Safety of water transport in cold environment
Cold temperatures would be strong selective pressure, leading plants to select vascular anatomy features that prevent the formation or spread of embolism (Brodribb & Holbrook, 2004; Brodersen & McElrone, 2013). When we analyzed the complete dataset of the frequency distribution of xylem vessels diameter and their relative contribution to total hydraulic conductivity, we realized that 50% of hydraulic conductivity is sustained by 11% of xylem vessel (>100 µm) (Fig. 2), so losing the functionality of this small percentage of vessels would have a great impact on the conductivity of the individual. Lianas favor the safety of hydraulic transport in freezing conditions, with the reduction of up to 3-times in vessels diameter with the increase in latitude (Table 2), losing the diameter class responsible for the highest percentage of conductivity (Fig. 2). Also, the selection of a high percentage of narrow vessels (~80%), associated with xylem tissue made up of denser xylem vessels and a slight increase in the density of the wood (Table 2), would favor the recovery of the hydraulic conductivity, since they can remain functional after the freezing events (Sperry & Sullivan, 1992; Davis et al., 1999; Hacke et al., 2001; De Guzman et al., 2016). This could function as a backup system that delivers water to the leaves when large vessels are dysfunctional (Ewers, 1985; Zwieniecki & Holbrook, 2009; Sperry et al., 2006), being functionally relevant at the start of the growth season in temperate environments (Chiu & Ewers, 1992).
The decrease in vessel diameter, as narrow as observed in trees (Jiménez-Castillo & Lusk, 2013), decrease the hydraulic conductivity in such a magnitude that lianas would not be able to sustain a high leaf area/active xylem area ratio or a high gaseous exchange (Davis et al., 1999). This finally would lead them to lose their main competitive advantage, which is their high growth rate. So, this trade-off between safety and efficiency of water transport would make the climbing habit less competitive and would sustain mechanism behind the already observed pattern of less diversity of liana species in cold climates (Lobos-Catalán & Jiménez-Castillo, 2019).
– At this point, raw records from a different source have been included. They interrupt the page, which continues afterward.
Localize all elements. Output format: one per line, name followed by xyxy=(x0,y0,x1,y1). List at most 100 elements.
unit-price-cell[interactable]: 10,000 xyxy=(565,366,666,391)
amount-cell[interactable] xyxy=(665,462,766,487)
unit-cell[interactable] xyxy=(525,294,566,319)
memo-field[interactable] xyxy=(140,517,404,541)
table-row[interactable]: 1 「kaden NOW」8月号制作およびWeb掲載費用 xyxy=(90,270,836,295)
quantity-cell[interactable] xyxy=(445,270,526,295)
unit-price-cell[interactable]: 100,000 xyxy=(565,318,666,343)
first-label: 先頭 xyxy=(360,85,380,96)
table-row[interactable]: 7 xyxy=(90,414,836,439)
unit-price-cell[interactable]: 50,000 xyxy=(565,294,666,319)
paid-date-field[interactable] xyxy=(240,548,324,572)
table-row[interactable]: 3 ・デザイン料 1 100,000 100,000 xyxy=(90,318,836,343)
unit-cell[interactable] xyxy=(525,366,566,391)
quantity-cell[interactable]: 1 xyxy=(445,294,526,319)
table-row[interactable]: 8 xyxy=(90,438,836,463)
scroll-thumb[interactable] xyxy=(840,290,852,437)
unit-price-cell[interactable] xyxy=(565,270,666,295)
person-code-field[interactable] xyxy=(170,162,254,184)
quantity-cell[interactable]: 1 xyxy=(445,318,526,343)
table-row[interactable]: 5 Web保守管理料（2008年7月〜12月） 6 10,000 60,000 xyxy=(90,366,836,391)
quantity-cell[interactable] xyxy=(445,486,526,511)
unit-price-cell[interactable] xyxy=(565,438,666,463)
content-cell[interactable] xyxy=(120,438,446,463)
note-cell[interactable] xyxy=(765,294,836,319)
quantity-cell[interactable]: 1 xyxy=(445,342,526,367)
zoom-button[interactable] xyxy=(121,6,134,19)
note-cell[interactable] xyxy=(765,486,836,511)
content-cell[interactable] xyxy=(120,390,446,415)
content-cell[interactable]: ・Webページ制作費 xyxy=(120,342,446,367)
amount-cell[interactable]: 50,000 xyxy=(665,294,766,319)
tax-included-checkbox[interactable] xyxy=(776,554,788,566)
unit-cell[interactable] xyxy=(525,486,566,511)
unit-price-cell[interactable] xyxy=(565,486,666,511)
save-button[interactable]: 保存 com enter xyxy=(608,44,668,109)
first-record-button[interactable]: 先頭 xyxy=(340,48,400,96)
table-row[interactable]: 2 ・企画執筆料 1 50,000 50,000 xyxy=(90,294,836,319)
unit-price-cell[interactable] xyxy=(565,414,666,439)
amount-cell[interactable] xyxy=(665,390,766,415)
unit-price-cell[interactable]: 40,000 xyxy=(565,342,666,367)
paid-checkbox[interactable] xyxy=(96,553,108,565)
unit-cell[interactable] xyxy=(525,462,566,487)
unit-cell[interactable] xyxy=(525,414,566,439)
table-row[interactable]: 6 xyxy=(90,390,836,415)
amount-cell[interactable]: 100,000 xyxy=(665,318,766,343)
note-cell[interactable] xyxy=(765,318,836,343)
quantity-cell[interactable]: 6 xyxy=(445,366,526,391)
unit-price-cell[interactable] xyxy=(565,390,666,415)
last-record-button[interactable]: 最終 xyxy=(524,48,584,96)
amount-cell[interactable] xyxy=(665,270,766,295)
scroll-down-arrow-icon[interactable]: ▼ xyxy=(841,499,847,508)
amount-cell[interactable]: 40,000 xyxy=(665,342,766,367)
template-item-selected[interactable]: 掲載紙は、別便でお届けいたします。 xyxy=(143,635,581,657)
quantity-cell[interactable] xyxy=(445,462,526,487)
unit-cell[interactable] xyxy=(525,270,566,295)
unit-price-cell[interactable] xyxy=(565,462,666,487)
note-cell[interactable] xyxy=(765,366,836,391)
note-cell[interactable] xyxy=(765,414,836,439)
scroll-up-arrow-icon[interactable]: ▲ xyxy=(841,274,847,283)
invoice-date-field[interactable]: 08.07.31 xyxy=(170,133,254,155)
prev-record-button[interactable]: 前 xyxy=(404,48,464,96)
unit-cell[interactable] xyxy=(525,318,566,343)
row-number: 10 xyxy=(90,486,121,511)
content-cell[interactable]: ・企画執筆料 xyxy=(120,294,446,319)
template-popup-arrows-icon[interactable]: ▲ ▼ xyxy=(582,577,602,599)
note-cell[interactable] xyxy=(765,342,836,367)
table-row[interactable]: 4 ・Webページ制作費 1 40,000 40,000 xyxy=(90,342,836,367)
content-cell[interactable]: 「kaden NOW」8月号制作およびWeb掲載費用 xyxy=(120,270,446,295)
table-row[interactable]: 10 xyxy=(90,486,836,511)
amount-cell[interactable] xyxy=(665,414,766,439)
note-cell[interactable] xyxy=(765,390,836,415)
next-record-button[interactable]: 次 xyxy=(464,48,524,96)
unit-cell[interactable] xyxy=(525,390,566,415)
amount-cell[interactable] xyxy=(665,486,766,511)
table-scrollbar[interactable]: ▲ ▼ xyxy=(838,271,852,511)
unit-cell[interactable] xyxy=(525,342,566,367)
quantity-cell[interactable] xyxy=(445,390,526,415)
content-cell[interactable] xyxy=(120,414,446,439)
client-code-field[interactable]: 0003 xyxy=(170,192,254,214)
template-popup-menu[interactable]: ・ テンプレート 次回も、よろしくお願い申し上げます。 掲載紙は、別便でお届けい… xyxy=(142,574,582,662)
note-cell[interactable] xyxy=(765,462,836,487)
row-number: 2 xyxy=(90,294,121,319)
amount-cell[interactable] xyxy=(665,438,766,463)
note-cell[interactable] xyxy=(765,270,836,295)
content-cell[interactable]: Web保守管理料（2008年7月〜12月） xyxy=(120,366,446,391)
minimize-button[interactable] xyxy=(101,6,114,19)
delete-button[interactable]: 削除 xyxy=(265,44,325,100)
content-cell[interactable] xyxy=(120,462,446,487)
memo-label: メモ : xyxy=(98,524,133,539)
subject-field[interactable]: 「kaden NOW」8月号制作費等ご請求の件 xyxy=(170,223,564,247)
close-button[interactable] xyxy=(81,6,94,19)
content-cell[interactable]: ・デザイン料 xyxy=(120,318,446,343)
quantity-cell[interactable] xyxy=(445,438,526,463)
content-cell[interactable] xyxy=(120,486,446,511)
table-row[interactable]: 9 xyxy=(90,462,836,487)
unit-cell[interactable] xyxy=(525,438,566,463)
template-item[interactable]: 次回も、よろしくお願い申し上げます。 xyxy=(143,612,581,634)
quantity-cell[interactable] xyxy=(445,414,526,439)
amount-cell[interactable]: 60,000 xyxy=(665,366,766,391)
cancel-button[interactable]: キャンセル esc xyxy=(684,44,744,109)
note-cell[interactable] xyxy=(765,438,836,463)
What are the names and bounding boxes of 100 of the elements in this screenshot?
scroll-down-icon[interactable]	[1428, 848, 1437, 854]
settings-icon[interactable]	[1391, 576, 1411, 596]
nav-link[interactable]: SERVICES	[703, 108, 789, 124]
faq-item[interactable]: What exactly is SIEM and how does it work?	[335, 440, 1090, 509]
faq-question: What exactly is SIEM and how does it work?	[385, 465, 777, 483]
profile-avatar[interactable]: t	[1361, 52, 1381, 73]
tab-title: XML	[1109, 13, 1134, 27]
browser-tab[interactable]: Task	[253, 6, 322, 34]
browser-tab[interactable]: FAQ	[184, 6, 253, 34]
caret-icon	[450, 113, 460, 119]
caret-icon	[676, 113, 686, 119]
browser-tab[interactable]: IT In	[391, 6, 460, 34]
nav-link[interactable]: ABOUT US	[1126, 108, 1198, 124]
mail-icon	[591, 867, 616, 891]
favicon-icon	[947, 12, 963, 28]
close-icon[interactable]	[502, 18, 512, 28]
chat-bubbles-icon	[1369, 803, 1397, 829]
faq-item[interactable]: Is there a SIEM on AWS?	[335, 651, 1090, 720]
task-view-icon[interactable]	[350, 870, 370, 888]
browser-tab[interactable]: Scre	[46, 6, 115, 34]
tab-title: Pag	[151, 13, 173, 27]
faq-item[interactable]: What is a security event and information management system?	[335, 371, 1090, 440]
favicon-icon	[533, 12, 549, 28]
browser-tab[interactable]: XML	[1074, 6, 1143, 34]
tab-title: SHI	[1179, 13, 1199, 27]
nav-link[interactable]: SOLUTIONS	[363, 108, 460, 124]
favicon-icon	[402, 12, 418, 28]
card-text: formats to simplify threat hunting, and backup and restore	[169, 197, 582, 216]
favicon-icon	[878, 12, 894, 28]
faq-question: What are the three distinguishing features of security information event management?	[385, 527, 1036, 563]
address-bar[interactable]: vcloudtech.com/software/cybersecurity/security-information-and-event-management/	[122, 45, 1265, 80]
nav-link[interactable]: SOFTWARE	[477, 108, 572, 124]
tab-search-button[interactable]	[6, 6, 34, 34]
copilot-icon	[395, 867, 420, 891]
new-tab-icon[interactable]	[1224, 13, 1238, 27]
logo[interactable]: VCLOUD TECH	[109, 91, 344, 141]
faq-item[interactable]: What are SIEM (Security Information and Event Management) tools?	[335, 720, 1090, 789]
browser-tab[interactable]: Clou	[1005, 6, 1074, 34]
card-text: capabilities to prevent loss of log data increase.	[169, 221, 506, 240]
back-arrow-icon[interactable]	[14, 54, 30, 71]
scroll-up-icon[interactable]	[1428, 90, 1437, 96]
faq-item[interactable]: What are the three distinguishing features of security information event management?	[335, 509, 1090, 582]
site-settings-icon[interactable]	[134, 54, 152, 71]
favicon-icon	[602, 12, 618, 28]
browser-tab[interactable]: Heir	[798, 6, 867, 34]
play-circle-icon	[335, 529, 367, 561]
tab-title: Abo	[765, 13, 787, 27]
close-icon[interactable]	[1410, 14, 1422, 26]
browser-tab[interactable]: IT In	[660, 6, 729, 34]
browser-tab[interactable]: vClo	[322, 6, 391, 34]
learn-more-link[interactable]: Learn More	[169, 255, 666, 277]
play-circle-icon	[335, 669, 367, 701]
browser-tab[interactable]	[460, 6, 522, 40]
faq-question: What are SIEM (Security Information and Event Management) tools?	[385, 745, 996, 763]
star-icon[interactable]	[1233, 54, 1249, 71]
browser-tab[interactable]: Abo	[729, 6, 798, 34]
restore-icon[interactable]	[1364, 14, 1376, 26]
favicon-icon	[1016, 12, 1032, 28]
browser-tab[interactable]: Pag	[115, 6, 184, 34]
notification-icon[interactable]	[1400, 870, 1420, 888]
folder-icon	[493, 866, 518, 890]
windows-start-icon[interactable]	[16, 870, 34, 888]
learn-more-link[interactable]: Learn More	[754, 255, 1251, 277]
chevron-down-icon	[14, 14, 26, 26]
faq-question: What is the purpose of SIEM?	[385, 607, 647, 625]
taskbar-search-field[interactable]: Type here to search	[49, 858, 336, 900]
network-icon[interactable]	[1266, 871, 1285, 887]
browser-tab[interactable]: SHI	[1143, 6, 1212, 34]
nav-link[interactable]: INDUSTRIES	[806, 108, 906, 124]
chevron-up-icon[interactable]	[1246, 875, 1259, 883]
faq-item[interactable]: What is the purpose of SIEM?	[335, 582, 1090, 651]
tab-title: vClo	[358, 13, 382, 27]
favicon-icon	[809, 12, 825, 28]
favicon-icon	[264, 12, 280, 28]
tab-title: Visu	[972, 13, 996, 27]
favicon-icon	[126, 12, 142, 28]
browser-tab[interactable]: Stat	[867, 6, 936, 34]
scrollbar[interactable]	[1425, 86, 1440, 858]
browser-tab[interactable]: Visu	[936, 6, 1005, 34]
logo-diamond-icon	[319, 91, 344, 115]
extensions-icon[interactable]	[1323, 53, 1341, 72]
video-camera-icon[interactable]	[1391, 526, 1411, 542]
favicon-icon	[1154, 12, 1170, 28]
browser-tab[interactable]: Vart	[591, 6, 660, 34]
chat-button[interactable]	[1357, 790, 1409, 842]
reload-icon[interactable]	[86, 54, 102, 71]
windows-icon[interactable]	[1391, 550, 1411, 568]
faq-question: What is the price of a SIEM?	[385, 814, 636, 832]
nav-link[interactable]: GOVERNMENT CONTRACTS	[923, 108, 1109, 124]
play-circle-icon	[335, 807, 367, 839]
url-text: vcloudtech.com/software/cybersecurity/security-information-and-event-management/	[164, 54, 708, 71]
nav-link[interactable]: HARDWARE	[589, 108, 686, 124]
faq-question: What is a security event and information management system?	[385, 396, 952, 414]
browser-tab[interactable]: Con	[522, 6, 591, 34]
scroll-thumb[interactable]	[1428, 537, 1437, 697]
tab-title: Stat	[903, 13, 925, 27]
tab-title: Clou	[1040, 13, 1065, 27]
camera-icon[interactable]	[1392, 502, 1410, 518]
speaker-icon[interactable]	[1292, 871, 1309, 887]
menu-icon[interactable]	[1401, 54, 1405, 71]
Root pressure would allow lianas species to recover their water transport capacity after freezing-thaw embolism occurs (Tibbets & Ewers, 2000; Sperry et al., 1987; Ewers et al. 1997; Yin et al., 2018), being a trait with adaptive value in cold environments (Jiménez-Castillo & Lusk, 2013). All studied liana species generate root pressure, but we did not observe an increase trend towards higher latitudes (Table 2), and the registered magnitudes would not allow reverting embolism along the whole stem of individuals that reach the forest canopy. Like our results, it has been frequently observed that root pressure is too low for reverting completely the embolism (Ewers et al., 1997; Tibbetts & Ewers, 2000). Only in particular cases, species of genus Cissushave shown root pressure that would dissolve embolism up to 14-20 meter in the plant (Fisher et al., 1997), but we did not observe such pattern on the Cissus species included in our study. The results indicate that the root pressure would be enough only to fill vessels of the root system and the basal part of the sprouted stems (Ewers et al., 1997; Isnard & Silk, 2009). Therefore, root pressure would be a first step to achieve the recovery of conductivity, as it could be associated with other recovery traits such as the increase in vascular tension by transpiration ”throw-away strategy” (Hacke & Sperry, 2001: Nardini et al., 2011), and/or the generation of new vessels in early wood (Sperry & Sullivan, 1992; Tibbetts & Ewers, 2000). Although root pressure would be an important trait for lianas that inhabit cold environments, more studies are needed to estimate their actual contribution to the recovery of hydraulic conductivity.